It’s all Greek to me. The COVID-19 pandemic has so thoroughly dominated everyday life that we have all got an education in the Greek alphabet. From Alpha and Beta to Gamma and Delta, each new strain is a grim reminder of the coronavirus’ intractability.
Now, Omicron—the newest variant that has already spooked markets and caused travel bans from some southern Africa countries. Though nascent, there is the reality and worry that the new strain could derail the hotel industry’s fledgling recovery, in particular if plans move forward to tighten testing policies, like in the U.S.
Indications are that future hotel bookings, meetings and other hotel-related activity will be impacted by the presumed expectation of future travel impediments, whether self-imposed, company-imposed or government-mandated.
Middle East Pop
October data, which had only Delta to deal with, saw a striking resurgence in the Middle East, bolstered by Expo 2020 in Dubai, a 182-day World Expo that began at the beginning of October and runs through March.
Occupancy in Dubai was recorded at above 80%, higher than at the same time in October 2019. The growth carried over into all top-line metrics, concluding with RevPAR hitting $192, a full $40 more than at the same time in 2019.
Not surprisingly, total revenue followed suit with TRevPAR hitting $281, 13% higher than in October 2019. The kicker: The increase in revenues was complemented by a still-deflated cost base. Total payroll in Dubai was $45 on a per-available-room basis, which was $14 lower than at the same time in 2019. The combination of revenue and expense led to gross operating profit per available room (GOPPAR) of $150, a full $50 over October 2019.
Success in the UAE led to the Middle East region seeing a nice bounce in GOPPAR. At $76, it was 5% higher than at the same time in 2019 and a full 484% higher than in October 2020.
Stuck in Gear
Other global regions were not able to replicate the success of Dubai and the broader Middle East. In the U.S., major indices were still down double digits in October 2021 v. October 2019.

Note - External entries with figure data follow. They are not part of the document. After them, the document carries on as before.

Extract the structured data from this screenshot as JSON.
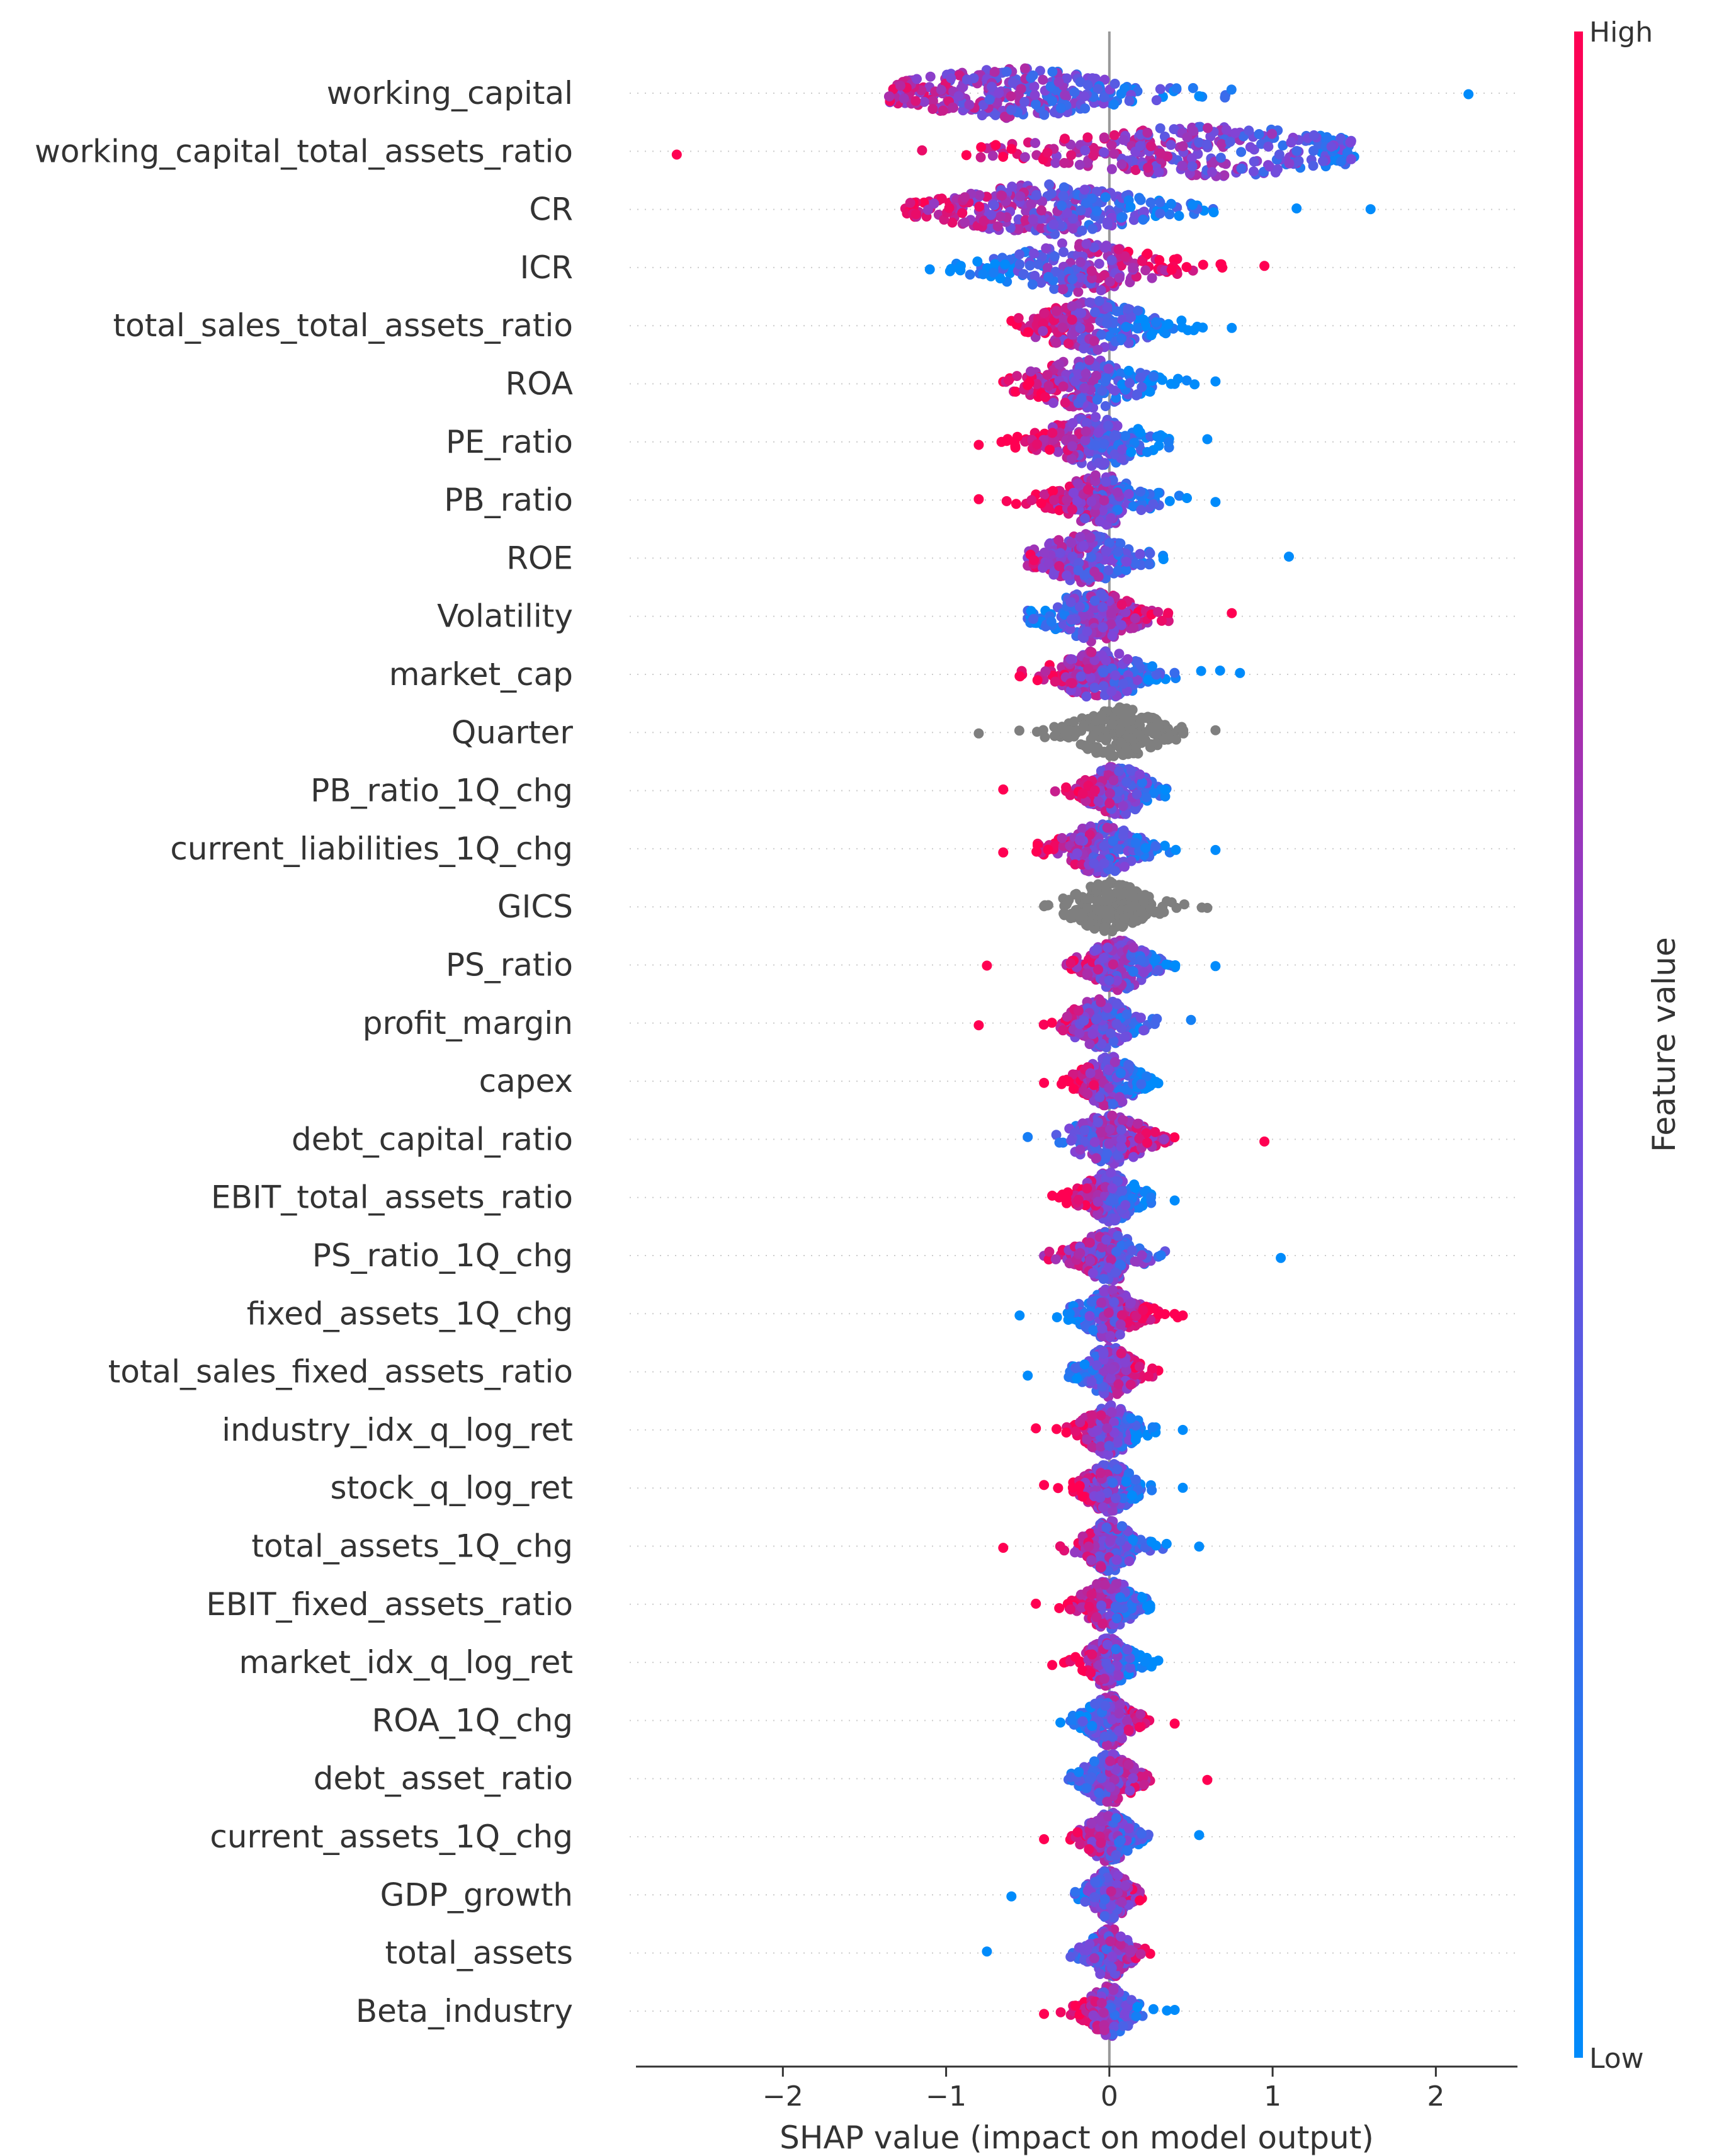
{
  "chart_data": {
    "type": "scatter",
    "subtype": "shap-beeswarm",
    "xlabel": "SHAP value (impact on model output)",
    "xlim": [
      -2.9,
      2.5
    ],
    "xticks": [
      -2,
      -1,
      0,
      1,
      2
    ],
    "grid": false,
    "colorbar": {
      "label": "Feature value",
      "high_label": "High",
      "low_label": "Low",
      "high_color": "#ff0052",
      "low_color": "#008bfb"
    },
    "categorical_color": "#7f7f7f",
    "features": [
      {
        "name": "working_capital",
        "min": -1.35,
        "max": 2.2,
        "center": -0.6,
        "spread": 0.9,
        "trend": "neg",
        "categorical": false
      },
      {
        "name": "working_capital_total_assets_ratio",
        "min": -2.65,
        "max": 1.5,
        "center": 0.6,
        "spread": 1.2,
        "trend": "neg",
        "categorical": false
      },
      {
        "name": "CR",
        "min": -1.25,
        "max": 1.6,
        "center": -0.4,
        "spread": 0.8,
        "trend": "neg",
        "categorical": false
      },
      {
        "name": "ICR",
        "min": -1.1,
        "max": 0.95,
        "center": -0.2,
        "spread": 0.65,
        "trend": "pos",
        "categorical": false
      },
      {
        "name": "total_sales_total_assets_ratio",
        "min": -0.6,
        "max": 0.75,
        "center": -0.1,
        "spread": 0.45,
        "trend": "neg",
        "categorical": false
      },
      {
        "name": "ROA",
        "min": -0.65,
        "max": 0.65,
        "center": -0.15,
        "spread": 0.45,
        "trend": "neg",
        "categorical": false
      },
      {
        "name": "PE_ratio",
        "min": -0.8,
        "max": 0.6,
        "center": -0.1,
        "spread": 0.4,
        "trend": "neg",
        "categorical": false
      },
      {
        "name": "PB_ratio",
        "min": -0.8,
        "max": 0.65,
        "center": -0.05,
        "spread": 0.35,
        "trend": "neg",
        "categorical": false
      },
      {
        "name": "ROE",
        "min": -0.5,
        "max": 1.1,
        "center": -0.15,
        "spread": 0.35,
        "trend": "neg",
        "categorical": false
      },
      {
        "name": "Volatility",
        "min": -0.5,
        "max": 0.75,
        "center": -0.1,
        "spread": 0.35,
        "trend": "pos",
        "categorical": false
      },
      {
        "name": "market_cap",
        "min": -0.55,
        "max": 0.8,
        "center": -0.05,
        "spread": 0.35,
        "trend": "neg",
        "categorical": false
      },
      {
        "name": "Quarter",
        "min": -0.8,
        "max": 0.65,
        "center": 0.05,
        "spread": 0.35,
        "trend": "none",
        "categorical": true
      },
      {
        "name": "PB_ratio_1Q_chg",
        "min": -0.65,
        "max": 0.35,
        "center": 0.05,
        "spread": 0.25,
        "trend": "neg",
        "categorical": false
      },
      {
        "name": "current_liabilities_1Q_chg",
        "min": -0.65,
        "max": 0.65,
        "center": -0.05,
        "spread": 0.3,
        "trend": "neg",
        "categorical": false
      },
      {
        "name": "GICS",
        "min": -0.4,
        "max": 0.6,
        "center": 0.0,
        "spread": 0.3,
        "trend": "none",
        "categorical": true
      },
      {
        "name": "PS_ratio",
        "min": -0.75,
        "max": 0.65,
        "center": 0.05,
        "spread": 0.25,
        "trend": "neg",
        "categorical": false
      },
      {
        "name": "profit_margin",
        "min": -0.8,
        "max": 0.5,
        "center": -0.05,
        "spread": 0.25,
        "trend": "neg",
        "categorical": false
      },
      {
        "name": "capex",
        "min": -0.4,
        "max": 0.3,
        "center": 0.0,
        "spread": 0.22,
        "trend": "neg",
        "categorical": false
      },
      {
        "name": "debt_capital_ratio",
        "min": -0.5,
        "max": 0.95,
        "center": 0.0,
        "spread": 0.3,
        "trend": "pos",
        "categorical": false
      },
      {
        "name": "EBIT_total_assets_ratio",
        "min": -0.35,
        "max": 0.4,
        "center": 0.0,
        "spread": 0.22,
        "trend": "neg",
        "categorical": false
      },
      {
        "name": "PS_ratio_1Q_chg",
        "min": -0.4,
        "max": 1.05,
        "center": 0.0,
        "spread": 0.25,
        "trend": "neg",
        "categorical": false
      },
      {
        "name": "fixed_assets_1Q_chg",
        "min": -0.55,
        "max": 0.45,
        "center": 0.0,
        "spread": 0.22,
        "trend": "pos",
        "categorical": false
      },
      {
        "name": "total_sales_fixed_assets_ratio",
        "min": -0.5,
        "max": 0.3,
        "center": 0.0,
        "spread": 0.2,
        "trend": "pos",
        "categorical": false
      },
      {
        "name": "industry_idx_q_log_ret",
        "min": -0.45,
        "max": 0.45,
        "center": 0.0,
        "spread": 0.2,
        "trend": "neg",
        "categorical": false
      },
      {
        "name": "stock_q_log_ret",
        "min": -0.4,
        "max": 0.45,
        "center": 0.0,
        "spread": 0.2,
        "trend": "neg",
        "categorical": false
      },
      {
        "name": "total_assets_1Q_chg",
        "min": -0.65,
        "max": 0.55,
        "center": 0.0,
        "spread": 0.2,
        "trend": "neg",
        "categorical": false
      },
      {
        "name": "EBIT_fixed_assets_ratio",
        "min": -0.45,
        "max": 0.25,
        "center": 0.0,
        "spread": 0.2,
        "trend": "neg",
        "categorical": false
      },
      {
        "name": "market_idx_q_log_ret",
        "min": -0.35,
        "max": 0.3,
        "center": 0.0,
        "spread": 0.18,
        "trend": "neg",
        "categorical": false
      },
      {
        "name": "ROA_1Q_chg",
        "min": -0.3,
        "max": 0.4,
        "center": 0.0,
        "spread": 0.18,
        "trend": "pos",
        "categorical": false
      },
      {
        "name": "debt_asset_ratio",
        "min": -0.25,
        "max": 0.6,
        "center": 0.0,
        "spread": 0.2,
        "trend": "pos",
        "categorical": false
      },
      {
        "name": "current_assets_1Q_chg",
        "min": -0.4,
        "max": 0.55,
        "center": 0.0,
        "spread": 0.18,
        "trend": "neg",
        "categorical": false
      },
      {
        "name": "GDP_growth",
        "min": -0.6,
        "max": 0.2,
        "center": 0.0,
        "spread": 0.16,
        "trend": "pos",
        "categorical": false
      },
      {
        "name": "total_assets",
        "min": -0.75,
        "max": 0.25,
        "center": 0.0,
        "spread": 0.16,
        "trend": "pos",
        "categorical": false
      },
      {
        "name": "Beta_industry",
        "min": -0.4,
        "max": 0.4,
        "center": 0.0,
        "spread": 0.18,
        "trend": "neg",
        "categorical": false
      }
    ]
  }
}
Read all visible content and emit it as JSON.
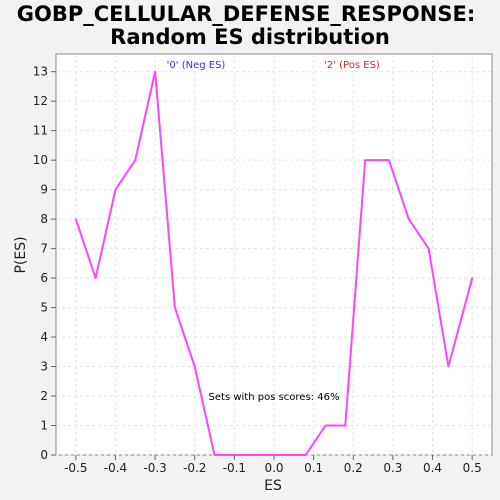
{
  "chart_data": {
    "type": "line",
    "title": [
      "GOBP_CELLULAR_DEFENSE_RESPONSE:",
      "Random ES distribution"
    ],
    "xlabel": "ES",
    "ylabel": "P(ES)",
    "xlim": [
      -0.55,
      0.55
    ],
    "ylim": [
      0,
      13.6
    ],
    "xticks": [
      -0.5,
      -0.4,
      -0.3,
      -0.2,
      -0.1,
      0.0,
      0.1,
      0.2,
      0.3,
      0.4,
      0.5
    ],
    "xtick_labels": [
      "-0.5",
      "-0.4",
      "-0.3",
      "-0.2",
      "-0.1",
      "0.0",
      "0.1",
      "0.2",
      "0.3",
      "0.4",
      "0.5"
    ],
    "yticks": [
      0,
      1,
      2,
      3,
      4,
      5,
      6,
      7,
      8,
      9,
      10,
      11,
      12,
      13
    ],
    "ytick_labels": [
      "0",
      "1",
      "2",
      "3",
      "4",
      "5",
      "6",
      "7",
      "8",
      "9",
      "10",
      "11",
      "12",
      "13"
    ],
    "grid": true,
    "series": [
      {
        "color": "#ff44ff",
        "x": [
          -0.5,
          -0.45,
          -0.4,
          -0.35,
          -0.3,
          -0.25,
          -0.2,
          -0.15,
          -0.1,
          -0.05,
          0.0,
          0.05,
          0.08,
          0.13,
          0.18,
          0.23,
          0.29,
          0.34,
          0.39,
          0.44,
          0.5
        ],
        "y": [
          8,
          6,
          9,
          10,
          13,
          5,
          3,
          0,
          0,
          0,
          0,
          0,
          0,
          1,
          1,
          10,
          10,
          8,
          7,
          3,
          6
        ]
      }
    ],
    "legend": [
      {
        "label": "'0' (Neg ES)",
        "color": "#3333cc"
      },
      {
        "label": "'2' (Pos ES)",
        "color": "#dd2222"
      }
    ],
    "annotation": "Sets with pos scores: 46%"
  }
}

Since a rapid uptick in occupancy from the beginning of the year through the summer, hitting an apex in July, occupancy in the U.S. has since more or less flatlined, a signal that the leisure boom could not be sustained at the same levels prior.
Though much maligned, there is propitious data surfacing in corporate travel. In October, corporate ADR was $7 higher than in October 2019 and $35 higher than in the previous month. Corporate volume mix, defined as the proportion of rooms sold at the corporate rate compared to total rooms sold, has grown 6 percentage points since July.
Overall, though the U.S. cost base overall remains stunted, revenue continues to lag 2019 levels, with TRevPAR down 30% in October versus the same month in 2019. At $68.97, GOPPAR was down 37% in the month versus its 2019 level.
Europe’s recovery is following a similar trajectory to that of the U.S. in terms of the numbers. RevPAR, TRevPAR and GOPPAR were off some 30% in October versus the same month in 2019—auguring a daunting fall and winter season. This is being made abundantly more difficult as the continent deals with a recent surge in COVID that is now being exacerbated by Omicron and prompting many countries to turn back to restrictions.
After Austria reinstituted a lockdown on November 22, it has extended it until December 11, becoming the first EU country to take such a measure in the face of the COVID-19 surge.
Meanwhile, Portugal reintroduced tighter restrictions, making face masks mandatory and mandating a digital certificate proving vaccination or recovery from COVID in order to enter restaurants, movie theaters and hotels.
Among other costs, one to pay special attention to are utility expenses, which, at €5.28 per available room, are now at the same level as 2019. Annual inflation across euro-using countries hit 4.9% in November, driven mainly by soaring energy prices, according to Eurostat, the EU statistics office.
As Asia-Pacific continues to piece together its comeback, it, too, is tightening borders in response to the Omicron specter. Japan this week announced the country would bar foreign arrivals, only weeks after easing restrictions for visa holders, including short-term business travelers and international students. And the Philippines has barred arrivals from seven European countries, including the Netherlands, Belgium and Italy.
“The problem for the travel industry is that the fear factor, whether science proves it to be justified or not, has returned almost overnight,” Gary Bowerman, director of travel and tourism research firm Check-in Asia, told Al Jazeera.
Asia-Pacific GOPPAR was recorded at $43 in October, down 38% versus the same month in 2019, but 126% higher than in September 2019.